HC Deb 05 November 1959 vol 612 cc1178-80
10. Mr. Nabarro

asked the Secretary of State for the Home Department whether he will take steps to set up an all-party committee on electoral reform having regard to changes in circumstances during the last twelve years and experiences at four General Elections, and to consider, among other things, votes for men and women from the age of 18 years.

28. Mr. W. Hamilton

asked the Secretary of State for the Home Department when he intends to initiate all-party discussions with a view to introducing legislation to give all persons a vote at 18 years of age.

Mr. R. A. Butler

I am not at present convinced of the need to set up a committee on the lines proposed by my hon. Friend. I would remind my hon. Friend that the decision that the appropriate age for the franchise is 21 was taken by Parliament in 1948, and I should wish to have further evidence of general demand before making a change.

Mr. Nabarro

While not necessarily supporting any proposal to reduce the minimum age for voting, will my right hon. Friend bear in mind that there is quite a large number of other electoral problems which have been thrown up by the last four General Elections, including, apart from what has happened to the former university franchise, the whole of the postal voting arrangements, which are not in such a state of good order as many of us would wish?

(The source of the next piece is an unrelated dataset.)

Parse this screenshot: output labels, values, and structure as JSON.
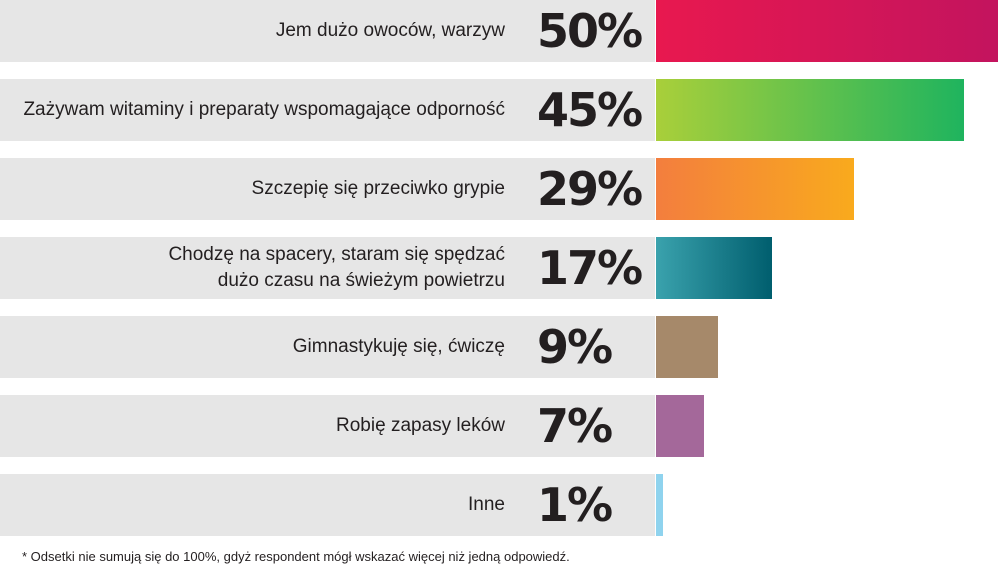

Could he consider that aspect of the subject with these other matters?

Mr. Butler

Yes, Sir. I think that it is the duty of the Home Secretary to consider all possible changes in electoral reform and then to consider the appropriate steps, usually through a Speaker's Conference, by which things can be put right. Of course, if hon. Members have any points they wish to draw to my attention, they are perfectly at liberty to do so.

Mr. Gordon Walker

Will the right hon. Gentleman bear in mind that the present system is very unfairly biased in favour of the Conservatives, and that it is calculated that the Opposition need to gain a majority of half a million votes in order to achieve an equality of seats? Is this not something which really should be looked into?

Mr. Butler

It is not quite as simple as that. It is true there are certain majorities in certain districts which provide Members with a majority larger than that gained by other Members. It is very difficult, if we take the normal size of the constituency as approved by the Boundary Commission, to alter that situation very deeply. We certainly feel that whatever the system, the Conservatives will be returned.